We’ve had some requests for examples of how to filter broadcast traffic.
As with a lot of things in the computer world, “there is more than one way to do it.”
If your network is composed *only* of /24 allocations (ie you’re not supernetting or subnetting anywhere on class C’s, or all your class A/B networks are subnetted as /24’s), then you can do all the filtering with one filter on your *inbound* Internet interfaces.
(note that you should filter both the all ones and the all zeros addresses, as they are both recognized by some IP stacks.)
! filter broadcast packets from the outside world into our network access-list 109 deny ip any 0.0.0.255 255.255.255.0 access-list 109 deny ip any 0.0.0.0 255.255.255.0 access-list 109 permit ip any any ! in se 0 ip access-group 109 in !
Another way to do it is to only filter to the broadcast addresses *outgoing* on your directly connected interfaces.
For example, if your router has an ethernet interface with half a dozen as5200’s or Max 4004’s on it, and your ethernet interface had address 192.168.3.1/24, then you’d do this:
! filter broadcast packets from anywhere into my directly attached ! terminal server network access-list 110 deny ip any host 192.168.3.255 access-list 110 deny ip any host 192.168.3.0 access-list 110 permit ip any any ! in e 0 ip access-group 110 out !
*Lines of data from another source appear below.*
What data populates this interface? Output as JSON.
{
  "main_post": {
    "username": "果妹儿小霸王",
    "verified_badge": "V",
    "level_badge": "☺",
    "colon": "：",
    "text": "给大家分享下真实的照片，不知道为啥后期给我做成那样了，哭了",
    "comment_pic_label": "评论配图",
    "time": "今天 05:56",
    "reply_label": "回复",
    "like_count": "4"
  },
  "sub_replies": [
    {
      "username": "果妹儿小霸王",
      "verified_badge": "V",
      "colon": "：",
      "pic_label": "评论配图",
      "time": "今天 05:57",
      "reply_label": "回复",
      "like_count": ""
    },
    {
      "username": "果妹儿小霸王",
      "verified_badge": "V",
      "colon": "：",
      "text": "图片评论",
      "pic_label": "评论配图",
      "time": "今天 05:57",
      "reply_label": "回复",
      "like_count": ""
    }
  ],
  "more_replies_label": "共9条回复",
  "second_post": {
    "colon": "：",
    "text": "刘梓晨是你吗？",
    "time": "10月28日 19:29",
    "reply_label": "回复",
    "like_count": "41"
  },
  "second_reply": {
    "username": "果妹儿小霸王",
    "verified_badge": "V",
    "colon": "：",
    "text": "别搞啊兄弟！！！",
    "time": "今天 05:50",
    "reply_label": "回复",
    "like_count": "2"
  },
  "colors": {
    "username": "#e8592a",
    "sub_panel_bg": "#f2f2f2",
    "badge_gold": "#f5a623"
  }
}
I’ve just been made aware of a command for ciscos, ‘ip directed-broadcast’.
Specifically, the ‘no’ form of the command will not convert broadcast packets (all ones, I think) into broadcast ethernet packets, on the final, directly connected interface.
From Cisco’s online documentation:
To enable the translation of directed broadcast to physical broadcasts, use the ip directed-broadcast interface configuration command. To disable this function, use the no form of this command.
What I take this to mean is that ‘no ip directed-broadcast’ will prevent the mapping of broadcast packets (I don’t know what your cisco will guess ‘broadcast packets’ are) to broadcast ethernet framing. I think this will help… although I don’t know all the ramifications, because I haven’t used it, and don’t know anyone who has.
And a final note: there are very few applications which depend on the routing of broadcast packets. You may know of one such application; if it’s a popular one that you think lots of people are using, speak up. So you should feel safe in blocking broadcast traffic in your network. Popular applications which depend on *non*-routed broadcast traffic include RIP and netbios (Microsoft’s networking protocol). Putting filter access-lists on your interfaces should not interfere with non-routed broadcast traffic.